Havia uma menina que gostava de ir buscar água na fonte, sempre com seus brincos de ouro. Toda a delícia da sua vida era ver-se refletida na água com aqueles dois pingentes dourados, um em cada orelha.
Certo dia, ela resolveu tirá-los um pouco, para banhar-se na água, pois tinha muito medo de perdê-los na correnteza. Ao sair, porém, esqueceu-se de recolocá-los, e eles ficaram lá na margem.
Ao chegar em casa e ver que esquecera os brincos amados, ela voltou cor- rendo à fonte. Ao retornar lá, porém, deparou-se com um velho asqueroso.
– O que quer, fedelha? – rosnou o velho.
– O senhor não viu por aí uns brincos dourados?

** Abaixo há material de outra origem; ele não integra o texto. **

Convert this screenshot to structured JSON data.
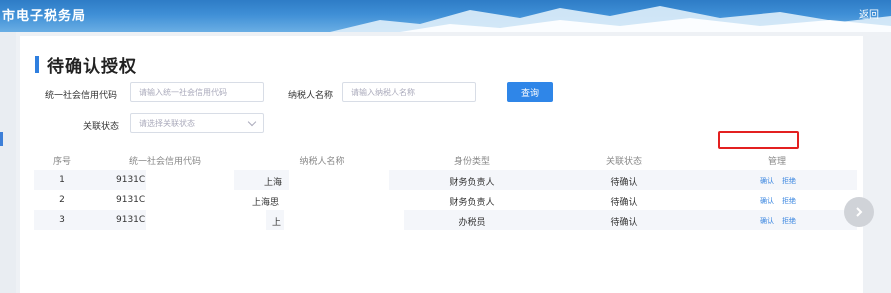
{
  "header": {
    "title": "市电子税务局",
    "back_label": "返回"
  },
  "page": {
    "title": "待确认授权"
  },
  "search": {
    "credit_code_label": "统一社会信用代码",
    "credit_code_placeholder": "请输入统一社会信用代码",
    "taxpayer_name_label": "纳税人名称",
    "taxpayer_name_placeholder": "请输入纳税人名称",
    "query_button": "查询",
    "status_label": "关联状态",
    "status_placeholder": "请选择关联状态"
  },
  "table": {
    "headers": [
      "序号",
      "统一社会信用代码",
      "纳税人名称",
      "身份类型",
      "关联状态",
      "管理"
    ],
    "rows": [
      {
        "index": "1",
        "code": "9131C",
        "name": "上海",
        "role": "财务负责人",
        "status": "待确认",
        "confirm": "确认",
        "reject": "拒绝"
      },
      {
        "index": "2",
        "code": "9131C",
        "name": "上海思",
        "role": "财务负责人",
        "status": "待确认",
        "confirm": "确认",
        "reject": "拒绝"
      },
      {
        "index": "3",
        "code": "9131C",
        "name": "上",
        "role": "办税员",
        "status": "待确认",
        "confirm": "确认",
        "reject": "拒绝"
      }
    ]
  },
  "colors": {
    "accent": "#2f86e8",
    "highlight": "#e32020"
  },
  "icons": {
    "next": "chevron-right-icon"
  }
}
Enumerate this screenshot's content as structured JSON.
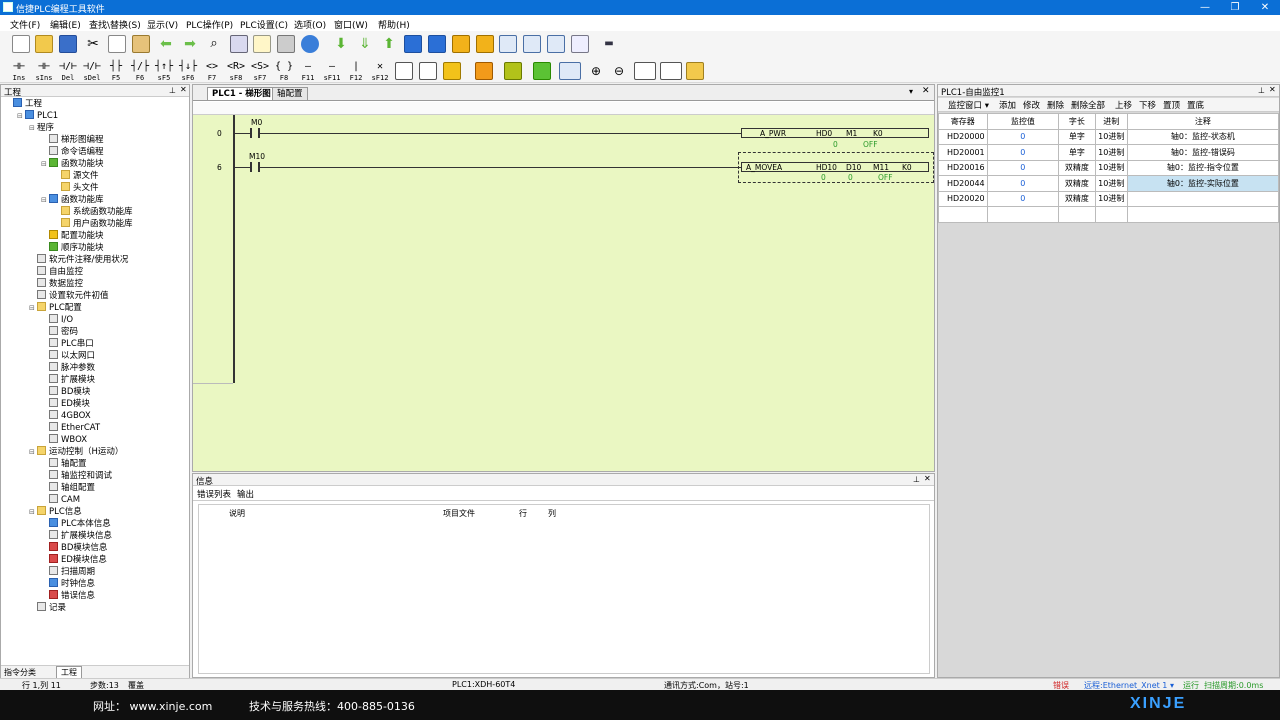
{
  "window": {
    "title": "信捷PLC编程工具软件",
    "controls": [
      "—",
      "❐",
      "✕"
    ]
  },
  "menu": [
    "文件(F)",
    "编辑(E)",
    "查找\\替换(S)",
    "显示(V)",
    "PLC操作(P)",
    "PLC设置(C)",
    "选项(O)",
    "窗口(W)",
    "帮助(H)"
  ],
  "toolbar2": [
    {
      "sym": "⊣⊢",
      "label": "Ins"
    },
    {
      "sym": "⊣⊢",
      "label": "sIns"
    },
    {
      "sym": "⊣/⊢",
      "label": "Del"
    },
    {
      "sym": "⊣/⊢",
      "label": "sDel"
    },
    {
      "sym": "┤├",
      "label": "F5"
    },
    {
      "sym": "┤/├",
      "label": "F6"
    },
    {
      "sym": "┤↑├",
      "label": "sF5"
    },
    {
      "sym": "┤↓├",
      "label": "sF6"
    },
    {
      "sym": "<>",
      "label": "F7"
    },
    {
      "sym": "<R>",
      "label": "sF8"
    },
    {
      "sym": "<S>",
      "label": "sF7"
    },
    {
      "sym": "{ }",
      "label": "F8"
    },
    {
      "sym": "—",
      "label": "F11"
    },
    {
      "sym": "—",
      "label": "sF11"
    },
    {
      "sym": "|",
      "label": "F12"
    },
    {
      "sym": "✕",
      "label": "sF12"
    }
  ],
  "project": {
    "title": "工程",
    "tree": [
      {
        "label": "工程",
        "depth": 0,
        "icon": "blue",
        "tog": ""
      },
      {
        "label": "PLC1",
        "depth": 1,
        "icon": "blue",
        "tog": "⊟"
      },
      {
        "label": "程序",
        "depth": 2,
        "icon": "none",
        "tog": "⊟"
      },
      {
        "label": "梯形图编程",
        "depth": 3,
        "icon": "",
        "tog": ""
      },
      {
        "label": "命令语编程",
        "depth": 3,
        "icon": "",
        "tog": ""
      },
      {
        "label": "函数功能块",
        "depth": 3,
        "icon": "green",
        "tog": "⊟"
      },
      {
        "label": "源文件",
        "depth": 4,
        "icon": "folder",
        "tog": ""
      },
      {
        "label": "头文件",
        "depth": 4,
        "icon": "folder",
        "tog": ""
      },
      {
        "label": "函数功能库",
        "depth": 3,
        "icon": "blue",
        "tog": "⊟"
      },
      {
        "label": "系统函数功能库",
        "depth": 4,
        "icon": "folder",
        "tog": ""
      },
      {
        "label": "用户函数功能库",
        "depth": 4,
        "icon": "folder",
        "tog": ""
      },
      {
        "label": "配置功能块",
        "depth": 3,
        "icon": "yellow",
        "tog": ""
      },
      {
        "label": "顺序功能块",
        "depth": 3,
        "icon": "green",
        "tog": ""
      },
      {
        "label": "软元件注释/使用状况",
        "depth": 2,
        "icon": "",
        "tog": ""
      },
      {
        "label": "自由监控",
        "depth": 2,
        "icon": "",
        "tog": ""
      },
      {
        "label": "数据监控",
        "depth": 2,
        "icon": "",
        "tog": ""
      },
      {
        "label": "设置软元件初值",
        "depth": 2,
        "icon": "",
        "tog": ""
      },
      {
        "label": "PLC配置",
        "depth": 2,
        "icon": "folder",
        "tog": "⊟"
      },
      {
        "label": "I/O",
        "depth": 3,
        "icon": "",
        "tog": ""
      },
      {
        "label": "密码",
        "depth": 3,
        "icon": "",
        "tog": ""
      },
      {
        "label": "PLC串口",
        "depth": 3,
        "icon": "",
        "tog": ""
      },
      {
        "label": "以太网口",
        "depth": 3,
        "icon": "",
        "tog": ""
      },
      {
        "label": "脉冲参数",
        "depth": 3,
        "icon": "",
        "tog": ""
      },
      {
        "label": "扩展模块",
        "depth": 3,
        "icon": "",
        "tog": ""
      },
      {
        "label": "BD模块",
        "depth": 3,
        "icon": "",
        "tog": ""
      },
      {
        "label": "ED模块",
        "depth": 3,
        "icon": "",
        "tog": ""
      },
      {
        "label": "4GBOX",
        "depth": 3,
        "icon": "",
        "tog": ""
      },
      {
        "label": "EtherCAT",
        "depth": 3,
        "icon": "",
        "tog": ""
      },
      {
        "label": "WBOX",
        "depth": 3,
        "icon": "",
        "tog": ""
      },
      {
        "label": "运动控制（H运动）",
        "depth": 2,
        "icon": "folder",
        "tog": "⊟"
      },
      {
        "label": "轴配置",
        "depth": 3,
        "icon": "",
        "tog": ""
      },
      {
        "label": "轴监控和调试",
        "depth": 3,
        "icon": "",
        "tog": ""
      },
      {
        "label": "轴组配置",
        "depth": 3,
        "icon": "",
        "tog": ""
      },
      {
        "label": "CAM",
        "depth": 3,
        "icon": "",
        "tog": ""
      },
      {
        "label": "PLC信息",
        "depth": 2,
        "icon": "folder",
        "tog": "⊟"
      },
      {
        "label": "PLC本体信息",
        "depth": 3,
        "icon": "blue",
        "tog": ""
      },
      {
        "label": "扩展模块信息",
        "depth": 3,
        "icon": "",
        "tog": ""
      },
      {
        "label": "BD模块信息",
        "depth": 3,
        "icon": "red",
        "tog": ""
      },
      {
        "label": "ED模块信息",
        "depth": 3,
        "icon": "red",
        "tog": ""
      },
      {
        "label": "扫描周期",
        "depth": 3,
        "icon": "",
        "tog": ""
      },
      {
        "label": "时钟信息",
        "depth": 3,
        "icon": "blue",
        "tog": ""
      },
      {
        "label": "错误信息",
        "depth": 3,
        "icon": "red",
        "tog": ""
      },
      {
        "label": "记录",
        "depth": 2,
        "icon": "",
        "tog": ""
      }
    ],
    "bottom_tabs": [
      "指令分类",
      "工程"
    ]
  },
  "ladder": {
    "tabs": [
      "PLC1 - 梯形图",
      "轴配置"
    ],
    "rung0": {
      "step": "0",
      "contact": "M0",
      "instr": "A_PWR",
      "p1": "HD0",
      "p2": "M1",
      "p3": "K0",
      "v1": "0",
      "v2": "OFF"
    },
    "rung1": {
      "step": "6",
      "contact": "M10",
      "instr": "A_MOVEA",
      "p1": "HD10",
      "p2": "D10",
      "p3": "M11",
      "p4": "K0",
      "v1": "0",
      "v2": "0",
      "v3": "OFF"
    }
  },
  "monitor": {
    "title": "PLC1-自由监控1",
    "toolbar": [
      "监控窗口 ▾",
      "添加",
      "修改",
      "删除",
      "删除全部",
      "上移",
      "下移",
      "置顶",
      "置底"
    ],
    "columns": [
      "寄存器",
      "监控值",
      "字长",
      "进制",
      "注释"
    ],
    "rows": [
      {
        "reg": "HD20000",
        "val": "0",
        "len": "单字",
        "base": "10进制",
        "note": "轴0：监控-状态机"
      },
      {
        "reg": "HD20001",
        "val": "0",
        "len": "单字",
        "base": "10进制",
        "note": "轴0：监控-错误码"
      },
      {
        "reg": "HD20016",
        "val": "0",
        "len": "双精度",
        "base": "10进制",
        "note": "轴0：监控-指令位置"
      },
      {
        "reg": "HD20044",
        "val": "0",
        "len": "双精度",
        "base": "10进制",
        "note": "轴0：监控-实际位置"
      },
      {
        "reg": "HD20020",
        "val": "0",
        "len": "双精度",
        "base": "10进制",
        "note": ""
      },
      {
        "reg": "",
        "val": "",
        "len": "",
        "base": "",
        "note": ""
      }
    ]
  },
  "info": {
    "title": "信息",
    "tabs": [
      "错误列表",
      "输出"
    ],
    "columns": [
      "说明",
      "项目文件",
      "行",
      "列"
    ]
  },
  "status": {
    "pos": "行 1,列 11",
    "steps": "步数:13",
    "mode": "覆盖",
    "plc": "PLC1:XDH-60T4",
    "comm": "通讯方式:Com，站号:1",
    "err": "错误",
    "remote": "远程:Ethernet_Xnet 1 ▾",
    "run": "运行",
    "scan": "扫描周期:0.0ms"
  },
  "footer": {
    "site": "网址：  www.xinje.com",
    "hotline": "技术与服务热线：400-885-0136",
    "brand": "XINJE"
  },
  "colors": {
    "titlebar": "#0b6fd6",
    "ladder_bg": "#eaf7c2",
    "monitor_sel": "#c7e2f2",
    "brand": "#3aa0ff"
  }
}
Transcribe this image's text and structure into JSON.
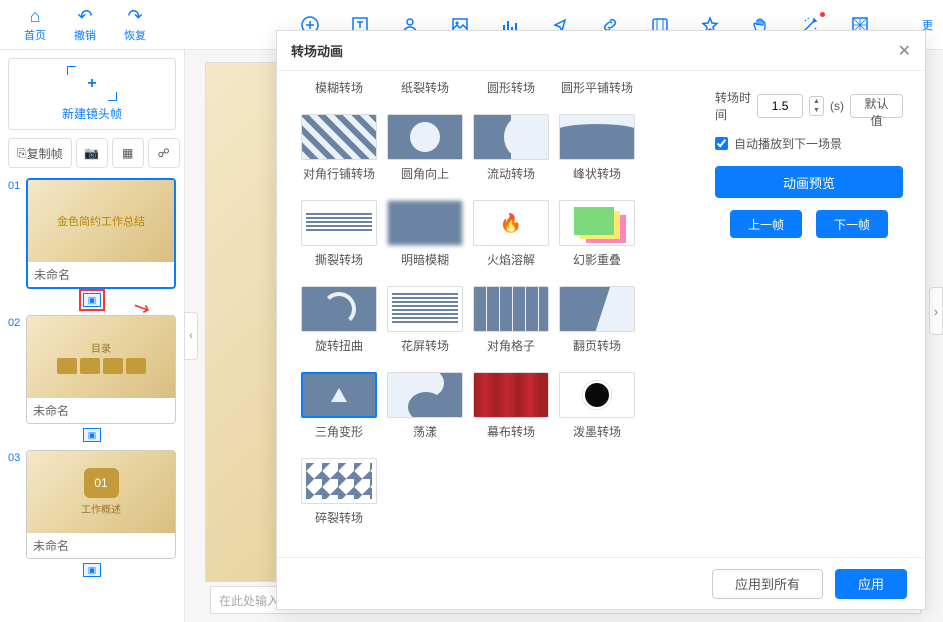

– Não, mas estou vendo uma bela menina de cabelos dourados!
Apesar de velho, ele ainda tinha força o bastante para fazer ruindade e, com uma rapidez espantosa, tomou a menina e enfiou-a num saco.
– Agora, você vai ficar quietinha aí dentro do surrão até eu mandar você cantar! – disse o velho, levando-a nas costas, ao mesmo tempo em que lhe ensinava uma cantiga que ela deveria repetir sempre que o velho fosse fazer seus peditórios.
Ele dizia: “Canta, canta, meu surrão, senão te meto o porretão!”, enquanto ela tinha de responder: “Metida no surrão de couro, nele hei de sofrer, por causa de uns brincos de ouro, que na fonte achei de perder!”.
Os dois andaram pra cima e pra baixo o dia inteiro, e a cada novo pedido do velho uma bordoada no saco fazia a pobre menina repetir a sua ladainha:
– Metida no surrão de couro, nele hei de sofrer, por causa de uns brincos de ouro, que na fonte achei de perder!
Certo dia, as andanças do velho levaram-no à casa da mãe da menina dos brincos de ouro. Ao reconhecer a voz da filha, a mãe, aflitíssima, convidou o velho para passar a noite na casa.
– O senhor está muito cansado. Coma, beba e depois ponha-se a des- cansar!
O velho encantou-se com tanta caridade, especialmente com aquele negócio de beber. Depois de entornar quase uma pipa de vinho, ele se atirou numa esteira e começou a roncar feito um bugio.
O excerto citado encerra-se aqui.